Am langwierigsten war es erwartbarerweise mit meinem Freund (der mich trotz dieser Umstände zwischenzeitlich heiratete ). Da saßen die seelischen Wunden auf beiden Seiten ganz offensichtlich am tiefsten und auch da gab es immer wieder Rückschritte, wenn Rico wieder mal einen "Schilddrüsen-Schub" hatte. Aaaber langsam, mit vielen Tiefschlägen zwischendurch, die aber immer "milder" wurden, arbeiteten wir uns bergauf. Zuerst gingen wir mit Abstand spazieren, dann zunehmend enger zusammen. Irgendwann konnte mein Mann mit Rico bekannte Tricks abrufen. Erst "Distanztricks", später sogar solche wie den Handtouch. Schwierig war es lange Zeit in Situationen, in denen Rico "einfach da sein" sollte. Also z. B. wir trinken Kaffee und er hatte keine klaren Anweisungen, was er tun soll. Hier hatte ich dann die Aufgabe, mit ihm zwar Handlungsoptionen zu shapen, aber eben keine klaren Kommandos zu geben, weil ja das Ziel sein sollte, dass Rico nicht dauerhaft konkrete Anweisungen braucht, sondern auch selbst entscheiden kann, was er jetzt Sinnvolles tun könnte. Es dauerte, aber es funktionierte. Inzwischen können wir sowohl im Garten als auch im Haus zusammensitzen und Rico ist entspannt. Und - *Trommelwirbel* - seit einiger Zeit kommt Rico sogar von sich aus zu meinem Mann und lässt sich von ihm streicheln!
Es war ein unfassbar langer Weg, an dessen Ende wir auch immer noch nicht angelangt sind. Aber Stand jetzt ist Rico seit einem Dreivierteljahr mit seiner Forthyron-Dosis stabil und ist in den meisten Situationen wieder ganz der Alte. Leider nicht zu 100%... mit der Hündin meiner Eltern gerät er weiterhin manchmal aneinander, vor allem, wenn es um Futter geht. Eine Ressourcenaggression hatte er früher höchstens gegenüber Fremdhunden. Aber immerhin kann man das recht gut managen. Und obwohl er sich so gut macht, ist das Vertrauen in ihn einfach nicht mehr in dem Maße vorhanden wie früher, denn die ganze Geschichte hat uns auch ein Stück weit traumatisiert. Aber Rico kann wieder weitestgehend wie ein ganz normaler Hund am Familienleben teilnehmen, wir machen inzwischen wieder Agi-Gruppentraining und haben trotz aller weiterhin gebotener Vorsicht wieder Spaß an und mit ihm. Ich bin unserem Verhaltenstherapeuten und der Tierärztin so wahnsinnig dankbar, dass sie uns auf diesem Weg begleitet und Rico dadurch das Leben gerettet haben. Eine ganze Zeitlang hätte niemand in meiner Familie für möglich gehalten, dass wir das schaffen können.

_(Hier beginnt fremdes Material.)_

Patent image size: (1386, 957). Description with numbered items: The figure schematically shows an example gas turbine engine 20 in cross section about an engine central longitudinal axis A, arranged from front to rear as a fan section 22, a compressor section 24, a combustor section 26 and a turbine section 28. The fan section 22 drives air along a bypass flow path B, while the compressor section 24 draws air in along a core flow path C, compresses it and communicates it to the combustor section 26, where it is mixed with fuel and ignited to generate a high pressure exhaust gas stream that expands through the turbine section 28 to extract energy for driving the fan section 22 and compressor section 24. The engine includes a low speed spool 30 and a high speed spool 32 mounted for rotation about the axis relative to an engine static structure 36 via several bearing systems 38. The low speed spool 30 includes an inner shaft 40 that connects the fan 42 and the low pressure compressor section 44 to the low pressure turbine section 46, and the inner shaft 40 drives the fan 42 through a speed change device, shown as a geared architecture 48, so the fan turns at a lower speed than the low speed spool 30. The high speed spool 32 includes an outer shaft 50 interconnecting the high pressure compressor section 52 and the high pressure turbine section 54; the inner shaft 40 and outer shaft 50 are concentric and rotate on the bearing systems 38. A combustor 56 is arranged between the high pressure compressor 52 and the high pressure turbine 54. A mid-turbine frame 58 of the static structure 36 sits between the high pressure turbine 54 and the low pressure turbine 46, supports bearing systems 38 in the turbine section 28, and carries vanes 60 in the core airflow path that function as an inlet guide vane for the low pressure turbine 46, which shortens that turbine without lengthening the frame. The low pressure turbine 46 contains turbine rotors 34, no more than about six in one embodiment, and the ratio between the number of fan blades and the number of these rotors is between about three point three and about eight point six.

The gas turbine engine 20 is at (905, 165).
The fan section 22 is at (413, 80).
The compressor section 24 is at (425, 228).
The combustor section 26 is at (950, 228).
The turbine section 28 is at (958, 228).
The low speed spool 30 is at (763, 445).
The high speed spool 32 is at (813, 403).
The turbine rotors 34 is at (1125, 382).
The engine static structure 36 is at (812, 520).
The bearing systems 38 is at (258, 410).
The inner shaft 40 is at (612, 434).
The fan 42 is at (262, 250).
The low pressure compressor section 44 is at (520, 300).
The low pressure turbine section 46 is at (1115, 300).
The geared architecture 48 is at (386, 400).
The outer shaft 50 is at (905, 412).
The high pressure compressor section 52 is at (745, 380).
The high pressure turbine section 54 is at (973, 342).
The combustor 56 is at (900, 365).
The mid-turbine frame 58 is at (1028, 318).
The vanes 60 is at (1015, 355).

Tja, also meine Erfahrungen mit Kooikern... Ich liebe diese Hunde. Nach wie vor. Aber einfach war Rico schon vor seiner Krankheitsgeschichte nicht, und wenn ich lese, was für Probleme viele Besitzer mit ihren Kooikern haben, ohne dass diese eine (diagnostizierte) Erkrankung haben, denke ich, dass sich in der Zucht und vor allem auch in der Kommunikation der Züchter einiges ändern muss. Aus meiner Sicht sind Kooiker keine unkomplizierten Überall-dabei-Familienhunde - als solche werden sie aber leider immer wieder verkauft. Das finde ich hochproblematisch und würde mir da mehr Offenheit und Problembewusstsein wünschen.
So, Ende des Romans.
Danke, falls ihr bis zum Ende durchgehalten habt.